Similar to how the building’s architecture flows across the areas, the museum’s story does too. It’s a 1.5-kilometer trip through three “chapters” of Qatari history Beginnings, Life in Qatar, and Building the Nation presented in 11 galleries.

The fusion of the past and current is stunning. The focus of the museum is Sheikh Abdullah bin Jassim Al Thani’s recently renovated palace, who is the son of the man who founded contemporary Qatar.

This little nation, which is about the size of the US state of Connecticut, has a longer history than you may imagine.

When the peninsula first started to emerge some 700 million years ago, it began to evolve. Before it finally surfaced as what is now Qatar, some of it spent ages being landlocked and others submerged.

If a time traveler could turn back the hands of time to the 19th century, Qatar would have a special place on the trading map of the British Empire. An excellent pit stop on the journey to Britain’s Indian colony was Zubarah, which is located on the northern shore.

The UNESCO World Heritage site at the now-destroyed Fort of Zubarah provides a window into Qatari society centuries ago.

Visitors to the museum are led around a loop of galleries that focus on three main, connected themes. The galleries are loosely organized chronologically, starting with displays on the natural history of the desert and the Persian Gulf, followed by artifacts from Bedouin culture, historical displays on the tribal wars, the founding of the Qatari state, and finally the discovery of oil to the present.

Pearls and black gold

Many Zubarah residents, primarily Bedouins and Hadar, depended on the pearling industry for their livelihoods.
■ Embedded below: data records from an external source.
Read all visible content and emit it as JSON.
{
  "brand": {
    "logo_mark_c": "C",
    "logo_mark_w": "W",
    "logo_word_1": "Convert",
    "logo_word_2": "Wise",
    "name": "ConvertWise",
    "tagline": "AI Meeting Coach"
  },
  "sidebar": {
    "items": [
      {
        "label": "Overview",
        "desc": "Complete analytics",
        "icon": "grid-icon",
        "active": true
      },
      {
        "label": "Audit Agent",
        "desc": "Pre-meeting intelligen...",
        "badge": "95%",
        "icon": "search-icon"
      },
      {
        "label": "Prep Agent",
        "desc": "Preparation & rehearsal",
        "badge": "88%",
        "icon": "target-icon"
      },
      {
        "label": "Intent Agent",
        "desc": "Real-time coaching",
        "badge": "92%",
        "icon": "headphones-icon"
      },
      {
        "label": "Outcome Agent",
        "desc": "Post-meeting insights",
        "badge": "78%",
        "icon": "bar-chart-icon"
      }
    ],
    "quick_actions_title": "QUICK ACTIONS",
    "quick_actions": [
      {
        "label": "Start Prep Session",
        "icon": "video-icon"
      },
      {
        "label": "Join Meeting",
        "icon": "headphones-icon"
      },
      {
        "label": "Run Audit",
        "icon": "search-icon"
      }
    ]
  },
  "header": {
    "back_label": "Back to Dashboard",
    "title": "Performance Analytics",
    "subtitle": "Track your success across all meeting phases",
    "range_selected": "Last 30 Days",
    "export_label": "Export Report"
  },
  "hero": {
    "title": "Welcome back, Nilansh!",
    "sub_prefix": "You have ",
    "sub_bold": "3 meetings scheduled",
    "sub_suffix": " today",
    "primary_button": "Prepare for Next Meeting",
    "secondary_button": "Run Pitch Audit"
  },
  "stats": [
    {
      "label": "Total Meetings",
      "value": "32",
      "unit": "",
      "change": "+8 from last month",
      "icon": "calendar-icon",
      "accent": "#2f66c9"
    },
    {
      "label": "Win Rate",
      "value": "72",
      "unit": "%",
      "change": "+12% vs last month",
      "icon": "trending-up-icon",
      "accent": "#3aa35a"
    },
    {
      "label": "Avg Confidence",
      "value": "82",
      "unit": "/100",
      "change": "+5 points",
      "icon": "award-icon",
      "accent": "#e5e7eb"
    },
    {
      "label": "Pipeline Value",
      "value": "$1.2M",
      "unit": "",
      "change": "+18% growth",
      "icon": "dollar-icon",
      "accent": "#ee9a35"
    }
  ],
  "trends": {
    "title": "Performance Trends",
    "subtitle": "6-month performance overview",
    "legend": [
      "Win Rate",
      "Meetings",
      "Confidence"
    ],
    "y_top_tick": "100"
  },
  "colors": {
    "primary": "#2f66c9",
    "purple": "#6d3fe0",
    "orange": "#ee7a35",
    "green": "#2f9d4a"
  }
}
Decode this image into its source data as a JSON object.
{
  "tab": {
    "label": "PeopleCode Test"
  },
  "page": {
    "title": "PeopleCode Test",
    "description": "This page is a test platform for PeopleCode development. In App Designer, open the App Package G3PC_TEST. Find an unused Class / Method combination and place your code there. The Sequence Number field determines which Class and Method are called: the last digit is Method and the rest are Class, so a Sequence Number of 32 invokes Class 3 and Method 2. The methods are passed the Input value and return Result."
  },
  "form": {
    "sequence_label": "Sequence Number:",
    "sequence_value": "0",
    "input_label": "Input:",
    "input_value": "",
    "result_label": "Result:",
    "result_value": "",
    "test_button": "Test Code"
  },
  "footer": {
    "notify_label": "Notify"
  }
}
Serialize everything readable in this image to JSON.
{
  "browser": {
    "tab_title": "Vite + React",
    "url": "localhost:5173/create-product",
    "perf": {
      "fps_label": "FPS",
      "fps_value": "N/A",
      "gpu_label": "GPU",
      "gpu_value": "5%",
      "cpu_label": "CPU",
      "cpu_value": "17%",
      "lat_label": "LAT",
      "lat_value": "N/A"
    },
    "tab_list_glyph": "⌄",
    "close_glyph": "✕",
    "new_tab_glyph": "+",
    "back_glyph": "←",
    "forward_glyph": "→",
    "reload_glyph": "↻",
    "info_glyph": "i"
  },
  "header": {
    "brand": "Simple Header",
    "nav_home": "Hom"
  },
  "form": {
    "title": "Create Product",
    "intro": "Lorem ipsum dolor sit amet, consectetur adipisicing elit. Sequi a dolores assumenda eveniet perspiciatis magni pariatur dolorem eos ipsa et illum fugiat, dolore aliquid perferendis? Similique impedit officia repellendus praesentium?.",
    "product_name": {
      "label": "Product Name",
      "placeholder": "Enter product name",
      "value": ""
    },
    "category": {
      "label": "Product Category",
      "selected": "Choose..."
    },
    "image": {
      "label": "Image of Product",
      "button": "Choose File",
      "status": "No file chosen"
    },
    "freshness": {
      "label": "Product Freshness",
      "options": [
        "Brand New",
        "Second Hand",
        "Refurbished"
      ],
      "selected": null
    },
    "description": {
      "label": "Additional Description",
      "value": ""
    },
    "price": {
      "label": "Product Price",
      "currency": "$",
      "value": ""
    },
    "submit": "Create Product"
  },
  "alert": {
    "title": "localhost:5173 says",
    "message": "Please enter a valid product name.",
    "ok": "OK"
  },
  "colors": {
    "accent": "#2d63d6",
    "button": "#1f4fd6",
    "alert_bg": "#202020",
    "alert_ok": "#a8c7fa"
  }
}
The museum honors Qatar’s ancient maritime legacy by featuring an exhibit on the hand-crafted wooden dhows that were formerly essential for fishing and trading.

Visitors can also see the 19th-century Pearl Carpet of Baroda, embroidered with more than 1.5 million Gulf pearls and adorned with emeralds, diamonds and sapphires.

The nation’s fortunes changed when it first struck oil in 1939. Then came natural gas in the 1970s. In 1995 things really started to rev up. That’s when Sheikh Hamad bin Khalifa Al Thani seized power and turned the country into the economic powerhouse it is today.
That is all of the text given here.